The Reconstruction Era has been written about widely from differing perspectives. Guelzo's book is intended only to offer a "brief introduction to the topic at hand" and to attempt "no more than to fashion a basic scaffolding for understanding Reconstruction." Guelzo succeeds admirably in this modest aim: his book offers readers an eloquent, informed basic understanding of Reconstruction which will encourage those interested to pursue the subject further. (The volume includes an excellent bibliography.) The book also will interest those readers with a background in the Civil War and Reconstruction because Guelzo offers his own interpretation of Reconstruction and its significance.
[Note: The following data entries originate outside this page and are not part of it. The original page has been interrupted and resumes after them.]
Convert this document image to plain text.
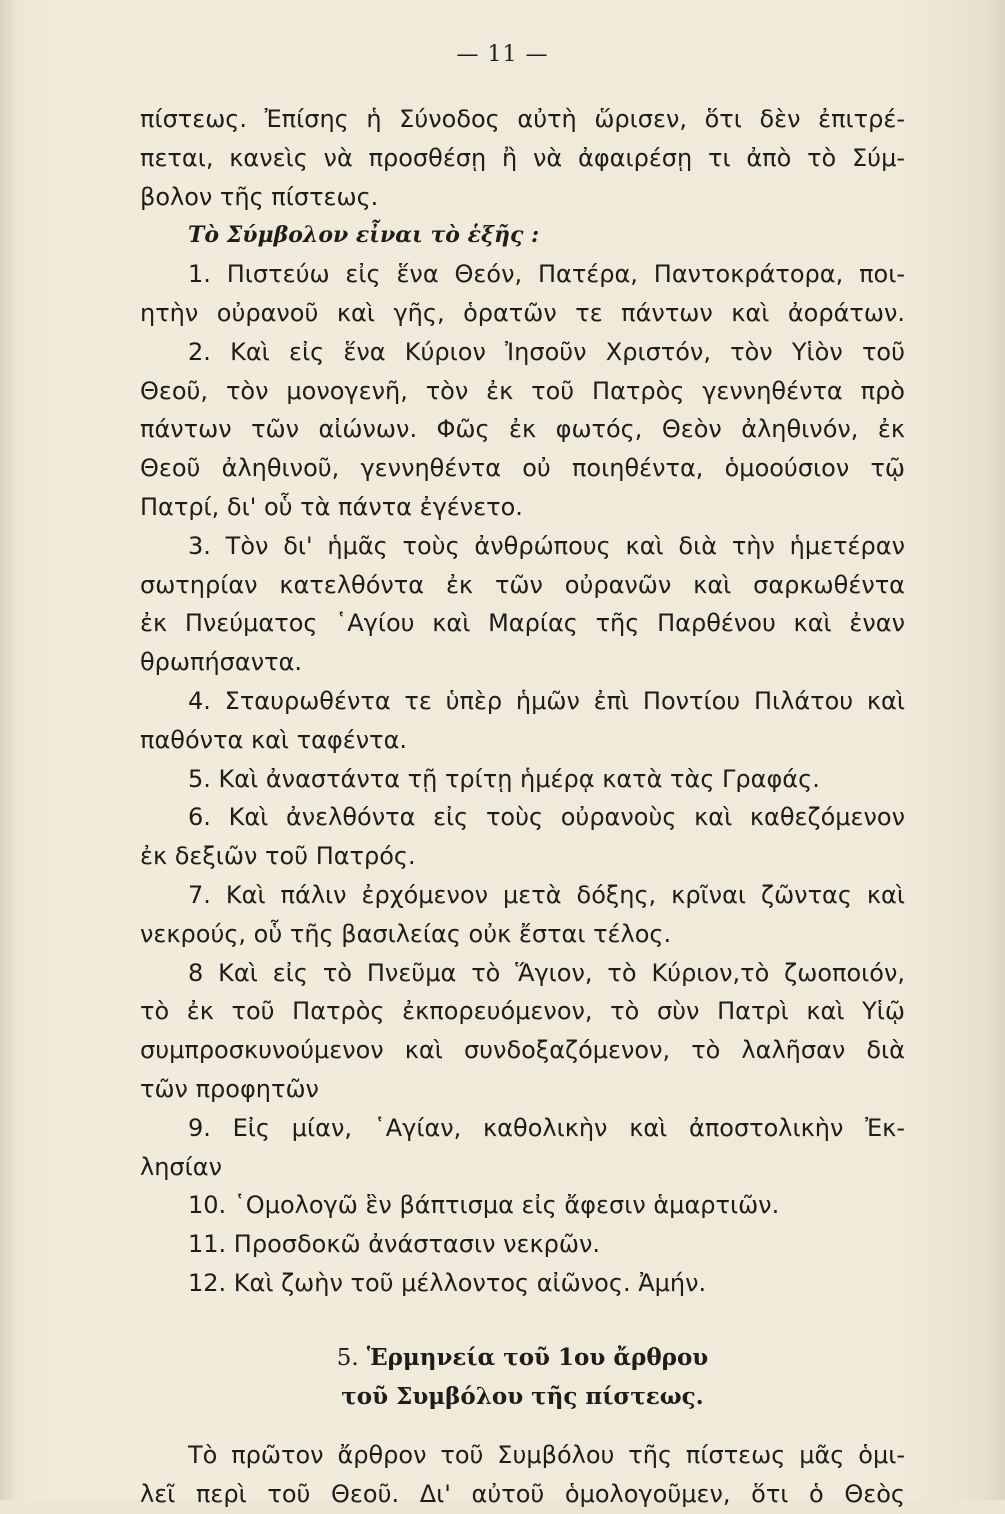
— 11 —
πίστεως. Ἐπίσης ἡ Σύνοδος αὐτὴ ὥρισεν, ὅτι δὲν ἐπιτρέ-
πεται, κανεὶς νὰ προσθέσῃ ἢ νὰ ἀφαιρέσῃ τι ἀπὸ τὸ Σύμ-
βολον τῆς πίστεως.
Τὸ Σύμβολον εἶναι τὸ ἑξῆς :
1. Πιστεύω εἰς ἕνα Θεόν, Πατέρα, Παντοκράτορα, ποι-
ητὴν οὐρανοῦ καὶ γῆς, ὁρατῶν τε πάντων καὶ ἀοράτων.
2. Καὶ εἰς ἕνα Κύριον Ἰησοῦν Χριστόν, τὸν Υἱὸν τοῦ
Θεοῦ, τὸν μονογενῆ, τὸν ἐκ τοῦ Πατρὸς γεννηθέντα πρὸ
πάντων τῶν αἰώνων. Φῶς ἐκ φωτός, Θεὸν ἀληθινόν, ἐκ
Θεοῦ ἀληθινοῦ, γεννηθέντα οὐ ποιηθέντα, ὁμοούσιον τῷ
Πατρί, δι' οὗ τὰ πάντα ἐγένετο.
3. Τὸν δι' ἡμᾶς τοὺς ἀνθρώπους καὶ διὰ τὴν ἡμετέραν
σωτηρίαν κατελθόντα ἐκ τῶν οὐρανῶν καὶ σαρκωθέντα
ἐκ Πνεύματος ῾Αγίου καὶ Μαρίας τῆς Παρθένου καὶ ἐναν
θρωπήσαντα.
4. Σταυρωθέντα τε ὑπὲρ ἡμῶν ἐπὶ Ποντίου Πιλάτου καὶ
παθόντα καὶ ταφέντα.
5. Καὶ ἀναστάντα τῇ τρίτῃ ἡμέρᾳ κατὰ τὰς Γραφάς.
6. Καὶ ἀνελθόντα εἰς τοὺς οὐρανοὺς καὶ καθεζόμενον
ἐκ δεξιῶν τοῦ Πατρός.
7. Καὶ πάλιν ἐρχόμενον μετὰ δόξης, κρῖναι ζῶντας καὶ
νεκρούς, οὗ τῆς βασιλείας οὐκ ἔσται τέλος.
8 Καὶ εἰς τὸ Πνεῦμα τὸ Ἅγιον, τὸ Κύριον,τὸ ζωοποιόν,
τὸ ἐκ τοῦ Πατρὸς ἐκπορευόμενον, τὸ σὺν Πατρὶ καὶ Υἱῷ
συμπροσκυνούμενον καὶ συνδοξαζόμενον, τὸ λαλῆσαν διὰ
τῶν προφητῶν
9. Εἰς μίαν, ῾Αγίαν, καθολικὴν καὶ ἀποστολικὴν Ἐκ-
λησίαν
10. ῾Ομολογῶ ἓν βάπτισμα εἰς ἄφεσιν ἁμαρτιῶν.
11. Προσδοκῶ ἀνάστασιν νεκρῶν.
12. Καὶ ζωὴν τοῦ μέλλοντος αἰῶνος. Ἀμήν.
5. Ἑρμηνεία τοῦ 1ου ἄρθρου
τοῦ Συμβόλου τῆς πίστεως.
Τὸ πρῶτον ἄρθρον τοῦ Συμβόλου τῆς πίστεως μᾶς ὁμι-
λεῖ περὶ τοῦ Θεοῦ. Δι' αὐτοῦ ὁμολογοῦμεν, ὅτι ὁ Θεὸς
Guelzo understands Reconstruction as a free labor revolution without the taint of some Marxist interpretations. He understands "free labor" as "a shorthand term for liberal economic democracy" which stressed individual economic effort through what was still a society of small-scale manufacturing and industry with the possibility of upward mobility. The belief in free labor promoted several other virtues including "thrift, prudence, industry, religious faith, temperance, rationality, and nationalism". In his book on the Reconstruction Era in the Oxford History of the United States, "The Republic for which it Stands", Richard White offers a similar view of free labor and its importance following the Civil War. Guelzo, however, has more of a belief in the vitality and value of the movement than does White, who argues that the ideology of free labor was already obsolescent as a result of the industrialization following the Civil War.
For Guelzo, Reconstruction was an attempt to bring free labor to the defeated South. While noble in part, the effort failed because the South had a different economic value system based on the plantation, restricting land ownership to the few, and derogating the value of individual labor as compared to leisure and caste. The partial failure of Reconstruction was due in large part to its rejection by the South at least as much as it it was due to shortcomings in design and execution in the national government.
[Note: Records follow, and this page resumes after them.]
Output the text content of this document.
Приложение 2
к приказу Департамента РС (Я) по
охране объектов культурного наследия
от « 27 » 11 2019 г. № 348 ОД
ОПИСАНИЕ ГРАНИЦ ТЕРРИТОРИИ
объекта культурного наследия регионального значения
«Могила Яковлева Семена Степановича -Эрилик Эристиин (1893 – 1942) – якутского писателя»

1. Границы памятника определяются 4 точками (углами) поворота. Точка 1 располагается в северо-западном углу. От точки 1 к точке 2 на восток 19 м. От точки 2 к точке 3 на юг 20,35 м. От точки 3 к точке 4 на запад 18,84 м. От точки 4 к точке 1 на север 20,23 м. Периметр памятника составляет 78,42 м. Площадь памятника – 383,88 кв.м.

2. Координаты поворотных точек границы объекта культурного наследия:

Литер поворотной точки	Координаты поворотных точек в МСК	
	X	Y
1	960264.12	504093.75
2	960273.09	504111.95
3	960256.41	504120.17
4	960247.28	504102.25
With this understanding of Reconstruction, Guelzo guides the reader through the leading events and figures of the Era. He discusses President Johnson's efforts at presidential Reconstruction which in many respects set the stage for what followed by returning most large landholdings in the South to their former owners. He discusses how the Radical Republicans in Congress took control over the Reconstruction process and impeached Johnson. Guelzo discusses Reconstruction under President Grant, whom Guelzo finds well-meaning towards the Freedpeople but a weak political leader. He discusses the violence in the South which relatively quickly overturned the reconstructed governments established under congressional reconstruction. His account discusses in some detail the effect Supreme Court rulings, culminating in Plessy v. Ferguson had in undermining Reconstruction. Guelzo also is insightful in drawing parallels between Reconstruction in the South and the ongoing settlement in the West. He discusses as well how government corruption and financial panic assisted in the rebirth of the Democratic Party and worked to limit the impact of Reconstruction.
In the concluding chapter of the book, Guelzo offers a thoughtful summary both of the successes of Reconstruction, which are greater than sometimes supposed, and of its failures. The United States and its federalist system of government survived without a further civil war. The losers in the process were southern African Americans who remained in poverty and in a state of near-peonage. The large failure of Reconstruction still remains with the United States.
Guelzo writes lucidly and with a sense of the ambiguities and difficulties of history. This short book is filled with measured reflection and understanding. For those reading only one book on the Era, Guelzo's study will offer material for thought. Those interested in reading further might want to explore the Library of America's recent volume "Reconstruction: Voices from America's First Great Struggle for Racial Equality" edited by Brooks Simpson which offers a substantial collection of source material from the Era.